Japan's economy shed 230,000 jobs in January, the biggest decline in four months, and more people will join unemployment lines as Hitachi Ltd and Misawa Homes Ltd offer thousands of workers incentives to quit.
Companies are trimming costs as falling prices wreck earnings. Consumer prices fell a record 1.4 percent in January from a year ago, as Japan's 2 1/2-year bout with deflation worsened.
Job losses may accelerate this month as companies try to complete severance plans before the March 31 end of the fiscal year so they can put billions of yen in charges behind them. The jobless rate will resume rising after unexpectedly falling to 5.3 percent in January, analysts said.
"The outlook is really dim," said Susumu Okano, the chief economist at Daiwa Research Institute of Research Ltd, who expects the jobless rate to rise a full percentage point in the next year.
"Falling incomes and prices are hurting companies, leading to cuts in production, business spending and jobs." The jobless rate fell for the first time in 11 months, from a revised 5.5 percent in December, as people gave up looking for work as jobs become scarcer. Economists had expected the jobless rate to rise to 5.7 percent from December's initial estimate of 5.6 percent.
December's unemployment rate is the highest on record. Government officials downplayed the drop in the jobless rate.
"The trend is still not good," Finance Minister Masajuro Shiokawa said. Economy Minister Heizo Takenaka said the job situation remains "tough." The yen fell against the dollar on optimism the US is pulling out of recession while Japan remains locked in its third in a decade.
The yen was recently at 133.61 to the dollar, down from 133.36 late yesterday.
The main Nikkei 225 stock average rose 2.1 percent, rounding out a three-day, 6 percent rally and its biggest weekly gain in five months.
The lack of jobs is fueling disenchantment among the unemployed.
The participation rate, which measures the proportion of the workforce with a job or looking for one, fell to 60.6 percent from 61.4 percent in December.
The number of people not looking for work rose by 1.2 million from a year earlier to 43 million, a record.
"More people are discouraged about looking for jobs," said Taro Saito, an economist at NLI Research Institute.

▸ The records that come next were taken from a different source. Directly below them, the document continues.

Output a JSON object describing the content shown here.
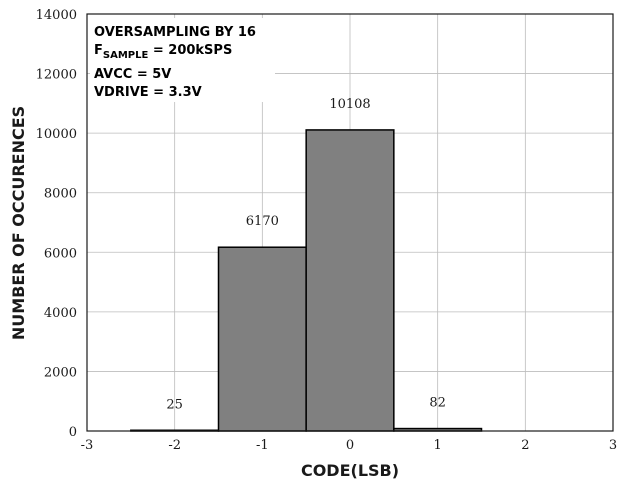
{
  "chart_data": {
    "type": "bar",
    "categories": [
      -2,
      -1,
      0,
      1
    ],
    "values": [
      25,
      6170,
      10108,
      82
    ],
    "data_labels": [
      "25",
      "6170",
      "10108",
      "82"
    ],
    "xlabel": "CODE(LSB)",
    "ylabel": "NUMBER OF OCCURENCES",
    "xlim": [
      -3,
      3
    ],
    "ylim": [
      0,
      14000
    ],
    "x_ticks": [
      "-3",
      "-2",
      "-1",
      "0",
      "1",
      "2",
      "3"
    ],
    "y_ticks": [
      "0",
      "2000",
      "4000",
      "6000",
      "8000",
      "10000",
      "12000",
      "14000"
    ],
    "grid": true,
    "bar_color": "#808080",
    "annotation": {
      "line1": "OVERSAMPLING BY 16",
      "line2_main": "F",
      "line2_sub": "SAMPLE",
      "line2_rest": " = 200kSPS",
      "line3": "AVCC = 5V",
      "line4": "VDRIVE = 3.3V"
    }
  }
}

Jobs are getting scarcer. A Labor Ministry report showed there were 51 jobs for every 100 applicants at state-run work centers in January, or two people chasing each job. That's down from 65 jobs for every 100 applicants a year ago.
A total of 3.55 million people are registered as unemployed, the government said. The real figure is probably twice that, said Kiyoshi Sasamori, the chairman of Japan's biggest trade union group.
"It's just so scary," said Sasamori, who leads the Japan Trade Union Confederation, or Rengo.